As the enterprises have a global presence, concerns related to merger control surfaced in different jurisdictions. Veolia requested the CCI to take a lenient approach as the European Commission did not find Veolia liable for gun-jumping as there exists an exemption to the standstill obligation in the case of two-step acquisitions encompassing a public bid, which is in consonance with the Competition Law Review Committee Report. However, on the contrary, Brazil imposed the highest possible gun-jumping fine on Veolia. The CCI did not place reliance on the decisions of other competition authorities as their decisions are specific to their regulatory reforms and also held that a contravention needs to be assessed on the basis of the existing laws.

Although the CCI approved the combination, in SCM Solifert Ltd. v. CCI it was held that the CCI has the power to impose a penalty under section 43A, subsequent to approval, for the failure to file a notice under section 6(2) of the Act. Even if the conduct of Veolia is considered to be bona fide, in CCI v. Thomas Cook (India) Limited, the Supreme Court held that for the imposition of penalty due to the breach of sections 6(2) and 6(2A) mens rea is not an essential element. Thus, the CCI imposed a monetary penalty on Veolia for consummating the Engie transaction without filing a notice before the CCI whilst it had the resources to obtain correct data regarding the assets and turnover of Suez in India.

Conclusion

The CCI rightly imposed a penalty on Veolia as it would have otherwise set a precedent for enterprises to claim a bona fide belief of being eligible for target exemption whenever there would be a violation of sections 6(2) of the Act. In light of the legal framework, enterprises cannot assume that they are entitled to a target exemption due to the non-availability of accurate data.
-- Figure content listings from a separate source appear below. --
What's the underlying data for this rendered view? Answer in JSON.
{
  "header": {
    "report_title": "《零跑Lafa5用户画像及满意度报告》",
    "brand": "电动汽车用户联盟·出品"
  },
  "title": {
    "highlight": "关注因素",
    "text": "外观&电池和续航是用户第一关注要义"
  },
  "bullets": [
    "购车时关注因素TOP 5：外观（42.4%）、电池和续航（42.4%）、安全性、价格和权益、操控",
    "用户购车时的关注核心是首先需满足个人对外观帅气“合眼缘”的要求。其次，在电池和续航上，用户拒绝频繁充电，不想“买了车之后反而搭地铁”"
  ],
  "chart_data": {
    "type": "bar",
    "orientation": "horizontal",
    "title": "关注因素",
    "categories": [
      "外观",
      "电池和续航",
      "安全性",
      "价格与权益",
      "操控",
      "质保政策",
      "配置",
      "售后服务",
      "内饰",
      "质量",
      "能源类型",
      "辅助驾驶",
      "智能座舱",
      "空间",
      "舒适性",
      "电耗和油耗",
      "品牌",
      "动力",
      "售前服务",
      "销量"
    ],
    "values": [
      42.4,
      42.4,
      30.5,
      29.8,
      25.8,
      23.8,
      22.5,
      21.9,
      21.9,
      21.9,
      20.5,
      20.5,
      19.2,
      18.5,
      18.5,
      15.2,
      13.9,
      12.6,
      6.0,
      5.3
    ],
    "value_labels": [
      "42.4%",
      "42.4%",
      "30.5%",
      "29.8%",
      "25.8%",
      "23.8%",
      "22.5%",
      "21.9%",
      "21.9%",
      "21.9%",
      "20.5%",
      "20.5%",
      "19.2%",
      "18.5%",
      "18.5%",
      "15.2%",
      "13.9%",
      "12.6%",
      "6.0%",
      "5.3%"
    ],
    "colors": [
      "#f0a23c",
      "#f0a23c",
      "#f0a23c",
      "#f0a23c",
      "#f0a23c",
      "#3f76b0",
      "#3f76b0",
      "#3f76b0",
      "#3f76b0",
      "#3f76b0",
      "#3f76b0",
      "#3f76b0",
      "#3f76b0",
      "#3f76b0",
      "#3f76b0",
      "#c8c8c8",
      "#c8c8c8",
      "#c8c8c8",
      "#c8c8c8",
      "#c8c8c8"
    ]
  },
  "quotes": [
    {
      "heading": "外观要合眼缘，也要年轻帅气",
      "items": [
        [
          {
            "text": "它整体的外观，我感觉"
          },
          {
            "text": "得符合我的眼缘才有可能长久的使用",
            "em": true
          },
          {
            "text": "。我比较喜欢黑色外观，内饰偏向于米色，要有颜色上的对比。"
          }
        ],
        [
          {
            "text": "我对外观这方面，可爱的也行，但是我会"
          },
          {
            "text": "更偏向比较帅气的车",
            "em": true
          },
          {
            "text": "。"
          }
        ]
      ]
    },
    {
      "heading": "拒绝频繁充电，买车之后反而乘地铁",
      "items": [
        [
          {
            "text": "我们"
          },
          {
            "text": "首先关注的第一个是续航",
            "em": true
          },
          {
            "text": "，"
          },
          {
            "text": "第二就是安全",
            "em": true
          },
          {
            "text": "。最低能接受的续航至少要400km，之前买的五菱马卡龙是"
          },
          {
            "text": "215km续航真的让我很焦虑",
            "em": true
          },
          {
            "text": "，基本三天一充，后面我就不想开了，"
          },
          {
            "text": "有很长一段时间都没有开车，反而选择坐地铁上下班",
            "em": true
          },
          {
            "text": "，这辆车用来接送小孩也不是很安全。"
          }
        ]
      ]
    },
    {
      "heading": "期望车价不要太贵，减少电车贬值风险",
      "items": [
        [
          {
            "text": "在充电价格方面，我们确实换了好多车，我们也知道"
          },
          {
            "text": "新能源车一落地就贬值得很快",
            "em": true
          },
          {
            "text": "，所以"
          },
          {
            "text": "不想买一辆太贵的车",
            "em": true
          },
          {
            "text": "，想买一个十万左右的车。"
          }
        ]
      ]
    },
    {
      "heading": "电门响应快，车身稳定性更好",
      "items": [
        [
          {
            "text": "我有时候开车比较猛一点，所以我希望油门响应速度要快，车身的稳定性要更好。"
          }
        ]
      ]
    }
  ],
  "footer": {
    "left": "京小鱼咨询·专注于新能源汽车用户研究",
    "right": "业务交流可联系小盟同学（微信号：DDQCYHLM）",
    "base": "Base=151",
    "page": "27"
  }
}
A hostile takeover cannot be given special treatment simply because the target did not share its data with the acquirer; it cannot be an excuse to neglect filing requirements seeking approval from the CCI. However, since the Act does not distinguish between the kind of mergers, acquirers always have an option to avail PFC with the CCI to ensure that it obtains accurate data whilst completing filing requirements for approval from the CCI.